Auf der Plattform mit dem klingenden Namen dagobertinvest.at verspricht der Vermögensberater Andreas Zederbauer 6,8% Zinsen p.a. für ein Wohnbauprojekt in Wien Donaustadt und sogar 7,25% für Reihenhäuser im gleichen Bezirk. Die Nachfrage ist groß, so ist beim ersten Projekt die Fundingschwelle von 150.000 Euro weit überschritten und 18 Tage vor Zeichnungsfrist das Fundingziel von 300.000 Euro fast erreicht.

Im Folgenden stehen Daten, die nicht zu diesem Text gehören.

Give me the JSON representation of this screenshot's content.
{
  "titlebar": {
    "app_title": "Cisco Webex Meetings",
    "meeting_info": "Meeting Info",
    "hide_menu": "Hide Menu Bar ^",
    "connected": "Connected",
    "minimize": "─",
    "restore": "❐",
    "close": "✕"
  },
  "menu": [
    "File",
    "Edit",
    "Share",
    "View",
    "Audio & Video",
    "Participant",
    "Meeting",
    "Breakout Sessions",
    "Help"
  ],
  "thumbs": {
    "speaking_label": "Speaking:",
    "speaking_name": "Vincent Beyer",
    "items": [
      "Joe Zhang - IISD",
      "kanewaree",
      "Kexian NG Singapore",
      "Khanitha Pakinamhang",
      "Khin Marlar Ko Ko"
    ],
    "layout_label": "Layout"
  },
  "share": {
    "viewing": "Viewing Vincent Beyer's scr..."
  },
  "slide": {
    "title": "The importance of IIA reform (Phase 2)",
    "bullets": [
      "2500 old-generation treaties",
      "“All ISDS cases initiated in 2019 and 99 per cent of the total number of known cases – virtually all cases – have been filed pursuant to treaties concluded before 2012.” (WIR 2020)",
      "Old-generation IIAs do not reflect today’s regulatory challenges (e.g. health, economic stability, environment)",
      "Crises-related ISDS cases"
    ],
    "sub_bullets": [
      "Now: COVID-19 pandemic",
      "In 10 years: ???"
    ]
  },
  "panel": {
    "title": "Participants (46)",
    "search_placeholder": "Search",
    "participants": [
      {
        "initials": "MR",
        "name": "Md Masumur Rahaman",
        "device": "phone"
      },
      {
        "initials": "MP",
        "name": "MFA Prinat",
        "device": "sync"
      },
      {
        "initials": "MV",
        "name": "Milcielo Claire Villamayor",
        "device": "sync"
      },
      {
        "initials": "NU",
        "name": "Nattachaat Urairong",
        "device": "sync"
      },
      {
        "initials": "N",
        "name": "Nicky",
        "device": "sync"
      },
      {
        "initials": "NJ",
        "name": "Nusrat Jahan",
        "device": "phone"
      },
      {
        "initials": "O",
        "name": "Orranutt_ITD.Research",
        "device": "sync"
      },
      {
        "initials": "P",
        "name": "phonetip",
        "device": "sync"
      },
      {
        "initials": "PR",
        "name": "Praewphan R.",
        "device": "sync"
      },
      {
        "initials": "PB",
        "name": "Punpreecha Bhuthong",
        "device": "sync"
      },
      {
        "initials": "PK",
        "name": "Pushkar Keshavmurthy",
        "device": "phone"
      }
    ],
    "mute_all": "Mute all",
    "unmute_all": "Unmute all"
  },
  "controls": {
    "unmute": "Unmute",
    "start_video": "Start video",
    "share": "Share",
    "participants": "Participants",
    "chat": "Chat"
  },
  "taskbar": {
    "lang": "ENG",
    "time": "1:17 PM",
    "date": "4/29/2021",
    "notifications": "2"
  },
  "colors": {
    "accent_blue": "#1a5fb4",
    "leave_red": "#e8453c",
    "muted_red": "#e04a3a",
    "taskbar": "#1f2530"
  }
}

Die Logik von Lending-Based Crowdfunding erläutert der ehemalige Bankvorstand Zederbauer: „Dagobertinvest organisiert auf der Plattform viele gleich gesinnte Investoren zu einem Crowdfunding-Projekt, sodass aus vielen kleinen Geldgebern ein großer Investor entsteht. Die Banken rechnen die von ihnen gegebenen Nachrangdarlehen den Eigenmitteln des Unternehmens zu, daher steigt dessen Kreditwürdigkeit und eine Bank finanziert den restlichen Teil des Projektes. Der Unternehmer kann seinen Investoren daher für solches Risikokapital eine hohe Verzinsung bezahlen (5% - 8% p.a.).“ Mit relativ kurzen Vertragslaufzeiten von ein bis zwei Jahren und Crowdfunding-Projekten nur mit etablierten Unternehmen verspricht „Dagobert“ Risiken zu minimieren.
„Hochspekulativ“ nennt Bernd Lausecker vom Verein für Konsumenteninformation (VKI) solche Konstruktionen und weist darauf hin, dass die bei Crowd-Lending gebotenen Nachrangdarlehen im Fall eines Konkurses als letztes bedient werden. „Oft gibt es bei Nachrangdarlehen einen Passus, dass Zinszahlungen nur dann geleistet werden, wenn es die Firma nicht in Gefahr bringt“, mahnt Lausecker potenzielle Investoren auch das Kleingedruckte genau zu lesen.
Anleger wollen solche Warnungen offenbar nicht hören. So war ein Projekt der Gasteiner Bergbahnen mit einem Volumen von 1,499 Millionen knapp am gesetzlichen Limit, das am 1. Dezember des Vorjahres über 1000x1000.at angeboten wurde, innerhalb von drei Tagen zur Gänze gezeichnet. Hier ist von einem „Bürgerbeteiligungsmodell“ die Rede, der Begriff „Nachrangdarlehen“ findet sich nicht, obwohl es in den Angeboten genau darum geht:
Variante A: 4,0% p.a. – jährliche Zinsen und Tilgung nach 7 Jahren in Cash
Variante B: 6,0% p.a. – jährliche Zinsen in Gutscheinen und Tilgung nach 7 Jahren in Cash
Varinate C: 7,0% p.a. - Zinsen und Tilgung in fünf gleichen Jahresraten
Diese „Bürgerbeteiligung“ ist somit kein Anteil am Unternehmen und die Investition somit kein Equity-Based Crowdfunding, sondern schlechter gestellt als Eigenkapital. Aber das störte keinen der Kleinanleger, offenbar im Vertrauen darauf, dass 60 Prozent der Gasteiner Bergbahnen AG von drei Banken gehalten werden. Und Banken dürfen ja nicht in Konkurs gehen, wie wir seit Ausbruch der Bankenkrise wissen.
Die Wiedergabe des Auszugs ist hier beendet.